The plaintiffs had pointed to Justice Sonia Sotomayor’s dissent in Grants Pass, in which she argued, “It is cruel and unusual to apply any penalty selectively to minorities whose numbers are few, who are outcasts of society, and who are unpopular, but whom society is willing to see suffer.”

The appellate judges acknowledged this disagreement but concluded that “issues related to homelessness have levels of complexity and nuance that raise the type of questions better ’left to be resolved through ‘productive’ democratic ‘dialogue’ and ‘experimentation,’ rather than addressed through ‘a rigid constitutional mold,’” quoting from the majority opinion in Grants Pass.
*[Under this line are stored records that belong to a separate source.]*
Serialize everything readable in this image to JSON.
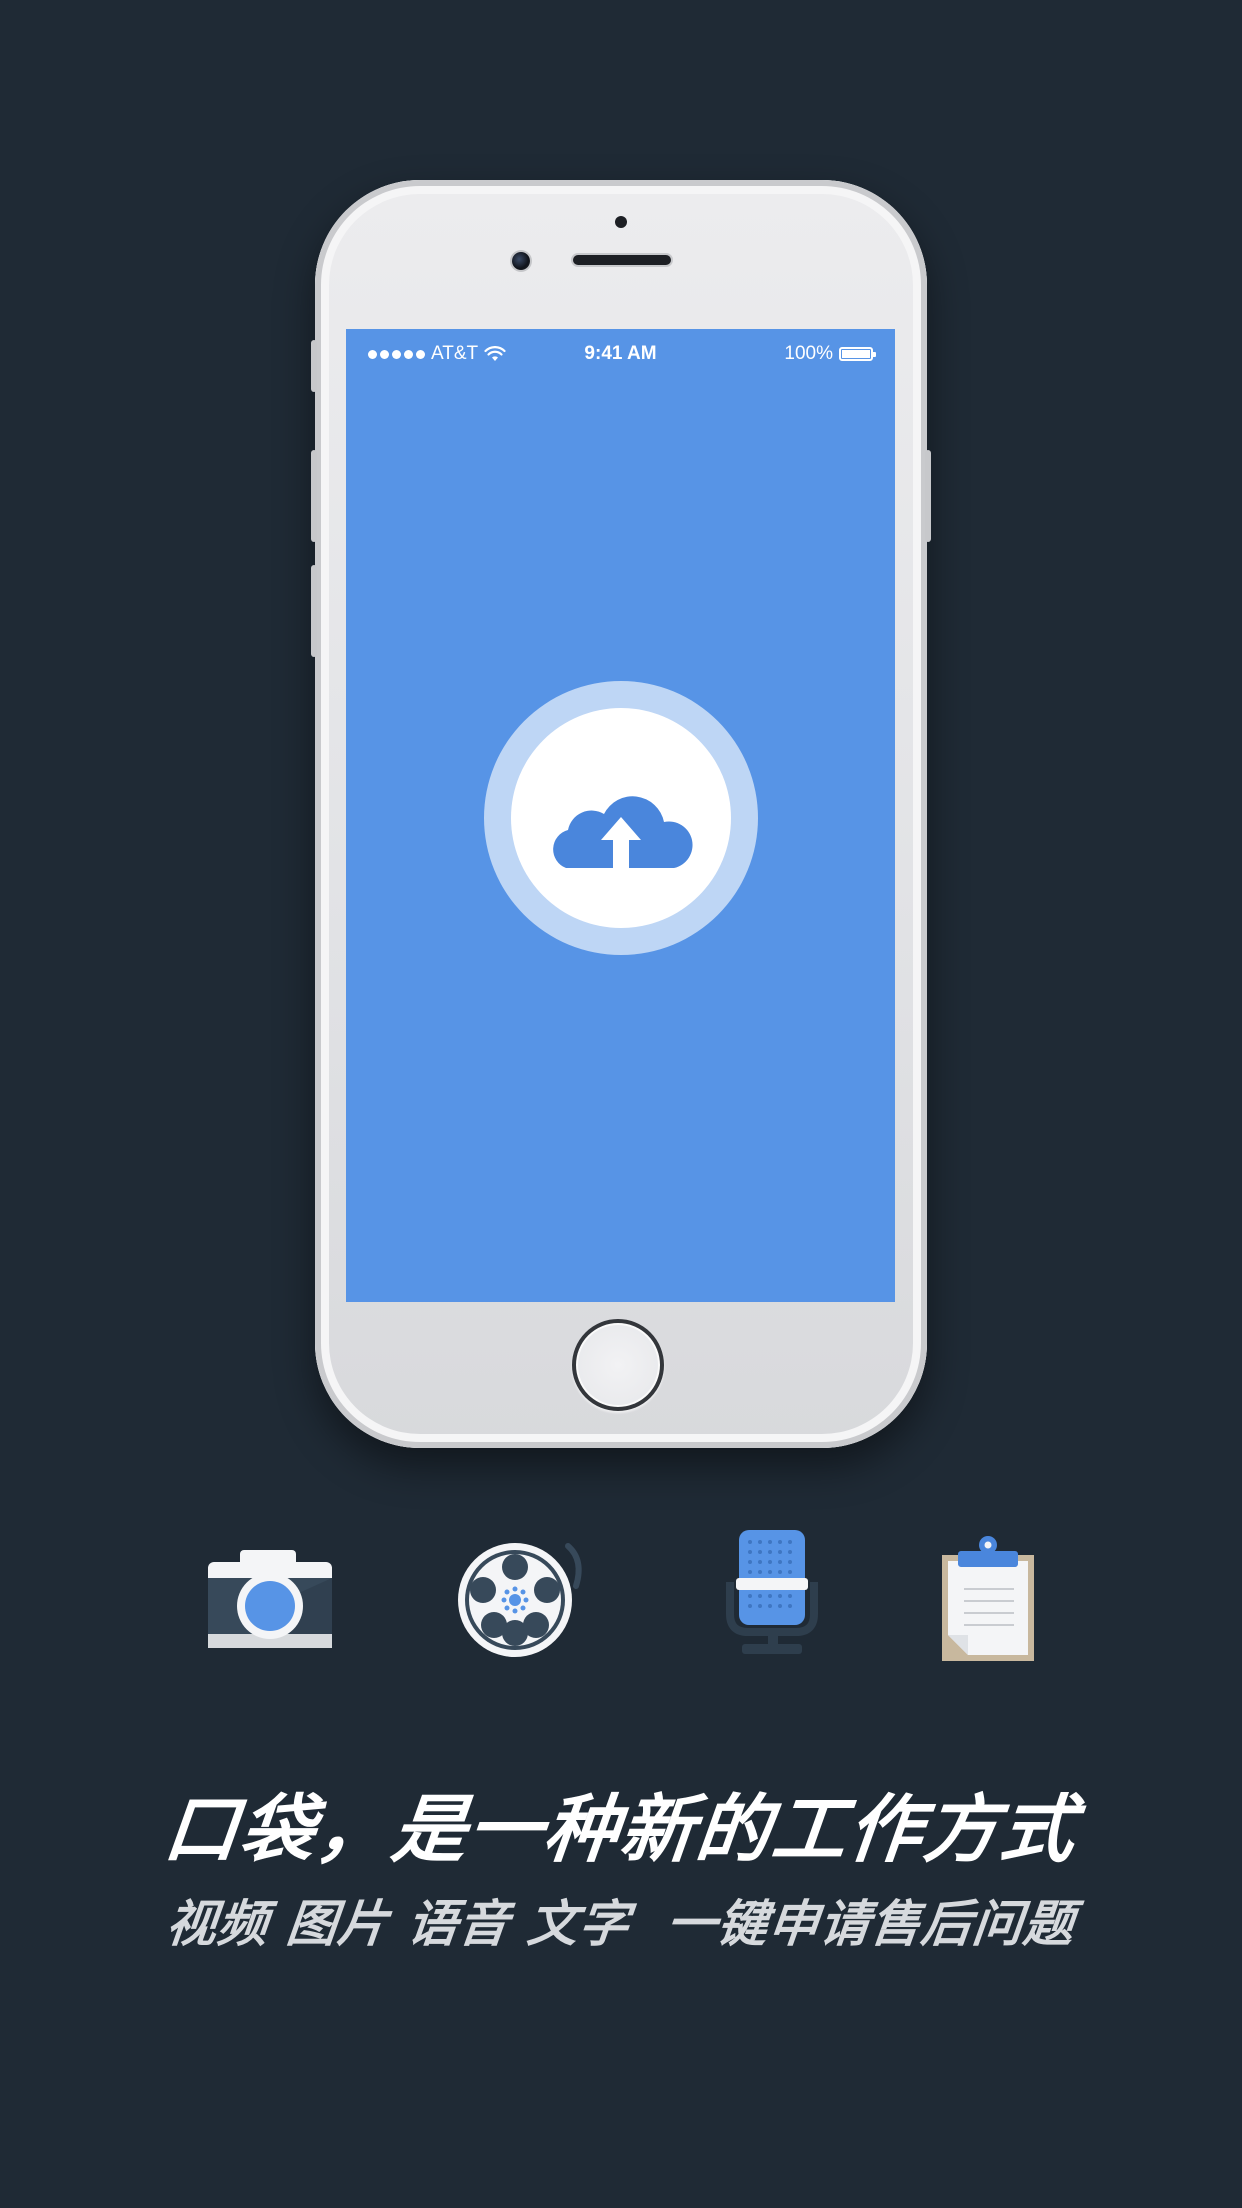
{
  "status_bar": {
    "carrier": "AT&T",
    "time": "9:41 AM",
    "battery": "100%"
  },
  "screen": {
    "background_color": "#5794e6",
    "center_icon": "cloud-upload-icon"
  },
  "feature_icons": [
    {
      "name": "camera-icon"
    },
    {
      "name": "film-reel-icon"
    },
    {
      "name": "microphone-icon"
    },
    {
      "name": "clipboard-icon"
    }
  ],
  "headline": "口袋，是一种新的工作方式",
  "subline": "视频 图片 语音 文字  一键申请售后问题",
  "colors": {
    "page_background": "#1f2a35",
    "accent_blue": "#5794e6"
  }
}
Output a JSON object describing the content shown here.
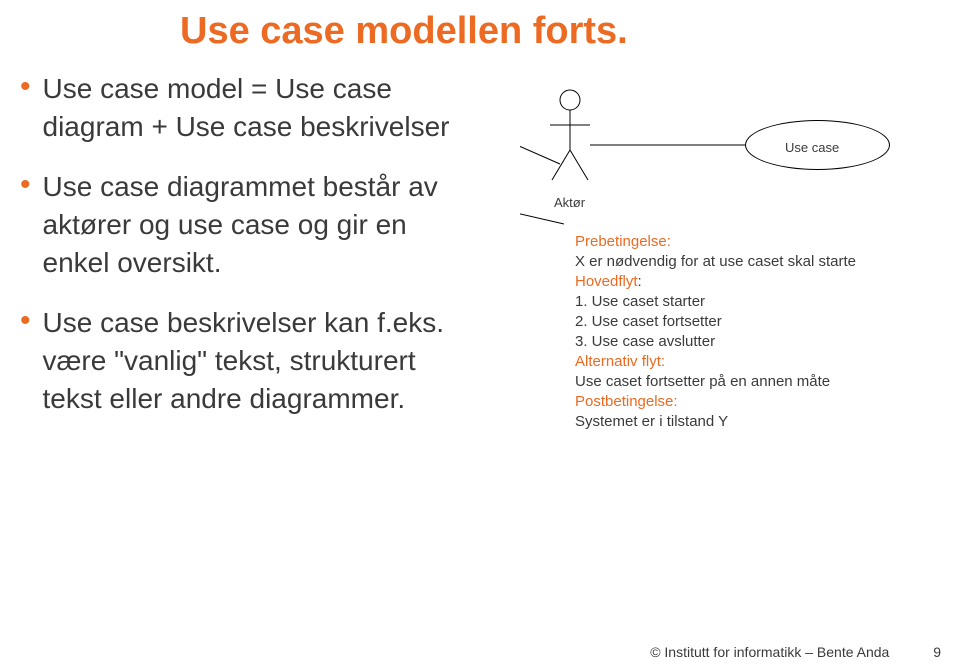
{
  "title": "Use case modellen forts.",
  "bullets": [
    "Use case model = Use case diagram + Use case beskrivelser",
    "Use case diagrammet består av aktører og use case og gir en enkel oversikt.",
    "Use case beskrivelser kan f.eks. være \"vanlig\" tekst, strukturert tekst eller andre diagrammer."
  ],
  "diagram": {
    "actor_label": "Aktør",
    "usecase_label": "Use case"
  },
  "description": {
    "pre_header": "Prebetingelse:",
    "pre_text": "X er nødvendig for at use caset skal starte",
    "hoved_header": "Hovedflyt",
    "hoved_colon": ":",
    "steps": [
      "1.        Use caset starter",
      "2.        Use caset fortsetter",
      "3.        Use case avslutter"
    ],
    "alt_header": "Alternativ flyt:",
    "alt_text": "Use caset fortsetter på en annen måte",
    "post_header": "Postbetingelse:",
    "post_text": "Systemet er i tilstand Y"
  },
  "footer": {
    "copyright": "© Institutt for informatikk – Bente Anda",
    "page": "9"
  }
}
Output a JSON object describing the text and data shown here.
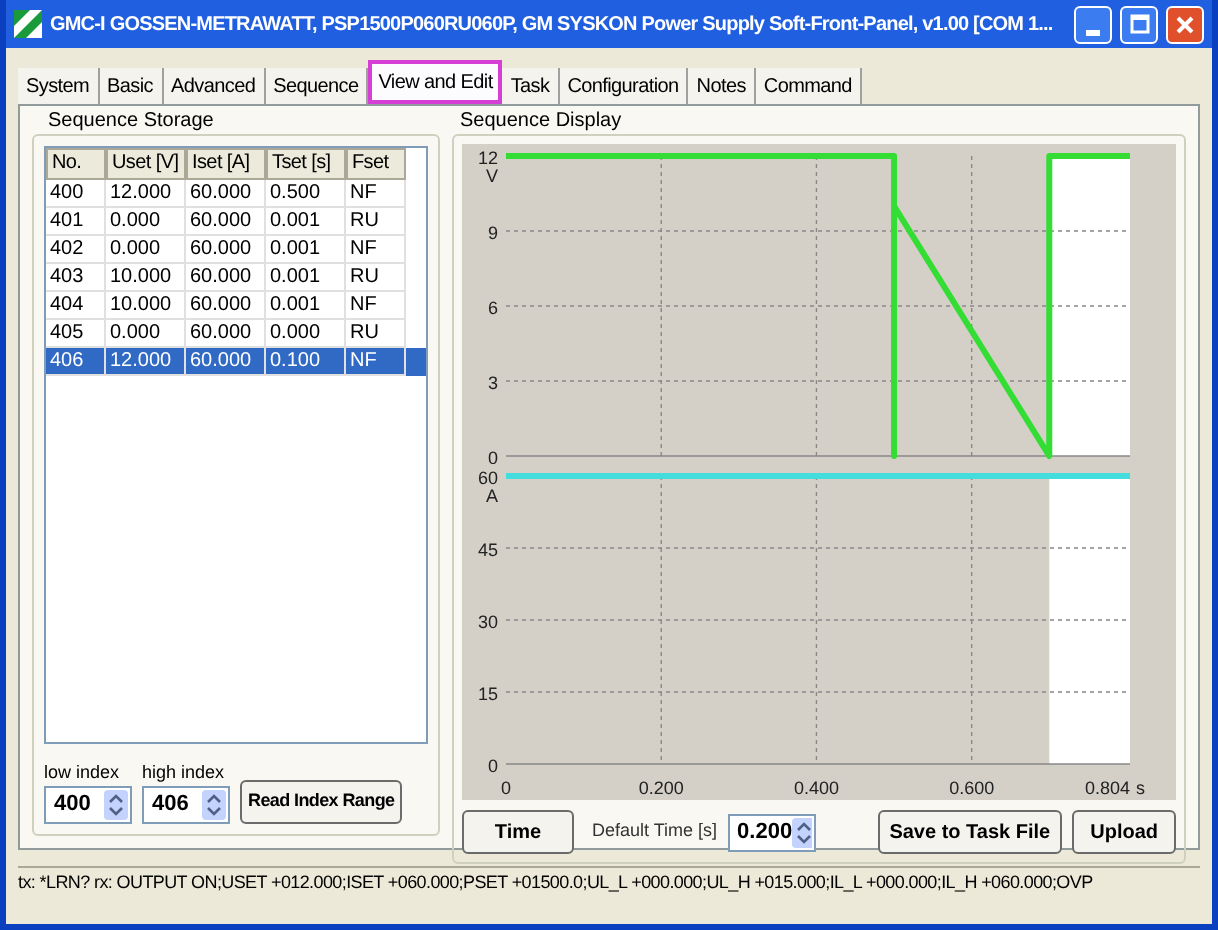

“Given all this,” Kuhn wrote, “we cannot conclude on this record that the ordinances criminalize status rather than conduct — even if that conduct is difficult to avoid under the totality of the circumstances.”

After the ruling, plaintiffs’ attorney Andy McNulty said this reasoning amounted to the court finding that some are “choosing homelessness,” something that was not “supported by the pleadings in the case.” He noted Boulder has only one homeless shelter with around 150 shelter beds. “They turn away people pretty much every night,” McNulty said.

The judges also concluded the ordinances, which carry a penalty of up to $2,650 fines and 90-day jail sentences, were not cruel “because they don’t terrorize, disgrace, or cause pain to those charged.”

The plaintiffs had also argued that the camping bans violated the fundamental right of freedom of movement. The judges rejected this argument as well, finding that freedom of movement only exists when it doesn’t interfere with the liberty of others.

“A resident occupying public property to shelter for sleep and rest necessarily interferes with every other resident’s ability to traverse, use, and enjoy that same space,” Kuhn wrote.

Judges Terry Fox and Grant Sullivan concurred with Kuhn’s opinion.

“The city of Boulder appreciates the Court of Appeals’ decision, which affirms the city’s authority to enforce its camping and tent laws to protect public health, safety and access to public spaces,” said Sarah Huntley, a Boulder spokesperson, in an email. “Boulder’s approach will continue to balance compassion for individuals experiencing homelessness with accountability for maintaining shared public spaces.”

McNulty said his clients would likely appeal the ruling to the state’s Supreme Court.

“We are interested in establishing that the Grants Pass decision was wrongly decided, and that the Colorado constitution provides greater protection to Coloradans,” he said. “We’re going to see this thing through to the end.”